Step 6: Interpret the result of the hypothesis test.

\(p = 9.3634989\times 10^{-30}\). At the 1% significance level, the data provides very strong evidence to conclude that at least one pair of group means is different from each other.


Hypothesis Testing in R

We just completed a one-way ANOVA hypothesis test in R manually. Awesome, but now we redo that example and make use of the R machinery to obtain the same result as above by just one line of code!

In order to conduct a one-way ANOVA hypothesis test in R we apply the aov() function.

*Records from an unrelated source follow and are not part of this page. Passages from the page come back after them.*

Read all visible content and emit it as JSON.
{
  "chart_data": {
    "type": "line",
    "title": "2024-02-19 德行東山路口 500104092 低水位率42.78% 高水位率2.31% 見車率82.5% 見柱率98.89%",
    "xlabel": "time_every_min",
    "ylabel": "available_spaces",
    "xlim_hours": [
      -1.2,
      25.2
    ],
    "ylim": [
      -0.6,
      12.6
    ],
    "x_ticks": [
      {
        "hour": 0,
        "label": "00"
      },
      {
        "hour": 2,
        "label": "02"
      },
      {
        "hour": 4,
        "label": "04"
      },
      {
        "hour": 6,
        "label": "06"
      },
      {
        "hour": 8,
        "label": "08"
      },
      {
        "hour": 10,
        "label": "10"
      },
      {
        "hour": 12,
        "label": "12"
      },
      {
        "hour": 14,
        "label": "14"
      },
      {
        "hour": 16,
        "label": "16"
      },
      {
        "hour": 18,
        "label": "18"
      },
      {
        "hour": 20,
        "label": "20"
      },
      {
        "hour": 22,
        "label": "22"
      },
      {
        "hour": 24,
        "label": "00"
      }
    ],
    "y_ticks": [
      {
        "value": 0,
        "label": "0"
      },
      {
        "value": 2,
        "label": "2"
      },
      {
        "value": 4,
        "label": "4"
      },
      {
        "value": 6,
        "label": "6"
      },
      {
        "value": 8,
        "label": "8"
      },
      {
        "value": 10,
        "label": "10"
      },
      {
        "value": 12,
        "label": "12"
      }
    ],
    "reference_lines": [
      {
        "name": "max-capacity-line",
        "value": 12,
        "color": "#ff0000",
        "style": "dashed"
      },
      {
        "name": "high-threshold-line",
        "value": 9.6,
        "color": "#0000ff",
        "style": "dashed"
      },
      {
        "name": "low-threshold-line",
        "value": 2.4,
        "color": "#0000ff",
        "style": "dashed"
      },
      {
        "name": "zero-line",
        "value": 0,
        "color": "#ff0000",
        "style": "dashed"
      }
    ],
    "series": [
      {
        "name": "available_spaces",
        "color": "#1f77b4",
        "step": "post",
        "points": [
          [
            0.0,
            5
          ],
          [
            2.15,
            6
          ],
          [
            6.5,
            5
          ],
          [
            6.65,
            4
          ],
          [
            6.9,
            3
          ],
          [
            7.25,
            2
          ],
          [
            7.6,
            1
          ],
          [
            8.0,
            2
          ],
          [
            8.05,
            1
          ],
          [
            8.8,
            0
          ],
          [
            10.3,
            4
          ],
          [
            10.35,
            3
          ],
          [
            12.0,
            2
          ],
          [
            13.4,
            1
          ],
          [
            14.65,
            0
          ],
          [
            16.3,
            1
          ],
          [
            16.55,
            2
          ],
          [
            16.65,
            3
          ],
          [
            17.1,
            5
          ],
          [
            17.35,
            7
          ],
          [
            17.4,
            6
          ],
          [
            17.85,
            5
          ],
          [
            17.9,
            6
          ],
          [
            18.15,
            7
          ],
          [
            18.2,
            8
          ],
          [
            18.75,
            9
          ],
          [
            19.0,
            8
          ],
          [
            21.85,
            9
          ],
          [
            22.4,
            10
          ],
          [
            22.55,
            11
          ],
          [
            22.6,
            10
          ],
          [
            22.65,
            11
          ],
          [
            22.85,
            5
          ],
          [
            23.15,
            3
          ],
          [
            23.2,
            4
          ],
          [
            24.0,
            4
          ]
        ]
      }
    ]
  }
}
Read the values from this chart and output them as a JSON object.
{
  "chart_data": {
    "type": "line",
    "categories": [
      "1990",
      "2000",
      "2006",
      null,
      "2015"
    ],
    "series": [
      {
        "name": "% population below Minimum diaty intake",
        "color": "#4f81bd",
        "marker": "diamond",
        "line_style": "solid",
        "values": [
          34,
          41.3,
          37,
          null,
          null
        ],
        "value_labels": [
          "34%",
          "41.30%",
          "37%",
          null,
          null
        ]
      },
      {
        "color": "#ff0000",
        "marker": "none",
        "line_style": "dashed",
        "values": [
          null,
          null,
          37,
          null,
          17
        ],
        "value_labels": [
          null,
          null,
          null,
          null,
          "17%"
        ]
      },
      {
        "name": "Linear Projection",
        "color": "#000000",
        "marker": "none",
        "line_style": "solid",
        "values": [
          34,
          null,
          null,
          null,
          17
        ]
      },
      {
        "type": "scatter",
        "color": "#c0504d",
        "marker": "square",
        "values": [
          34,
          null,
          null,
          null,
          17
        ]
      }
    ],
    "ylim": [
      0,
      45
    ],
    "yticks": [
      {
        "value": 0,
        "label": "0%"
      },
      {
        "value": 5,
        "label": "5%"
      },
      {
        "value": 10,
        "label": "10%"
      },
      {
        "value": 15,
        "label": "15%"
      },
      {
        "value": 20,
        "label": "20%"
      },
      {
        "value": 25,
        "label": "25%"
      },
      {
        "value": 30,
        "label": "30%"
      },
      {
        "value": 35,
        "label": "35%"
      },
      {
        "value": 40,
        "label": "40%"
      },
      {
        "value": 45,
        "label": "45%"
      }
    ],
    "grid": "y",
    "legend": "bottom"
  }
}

The aov() function expects the so-called formula-notation, thus we provide our data by separating our two variables of interest by ~. Further, we provide a data frame in which the variables specified in the formula are found.

anova <- aov(salary ~ major, data = data)
summary(anova)
##              Df    Sum Sq   Mean Sq F value Pr(>F)    
## major         5 1.173e+10 2.346e+09   38.52 <2e-16 ***
## Residuals   269 1.638e+10 6.091e+07                   
## ---
## Signif. codes:  0 '***' 0.001 '**' 0.01 '*' 0.05 '.' 0.1 ' ' 1

Worked out fine! Compare the output of the aov() function with our result from above. Again, we may conclude that at the 1% significance level, the data provides very strong evidence to conclude that at least one pair of group means is different from each other.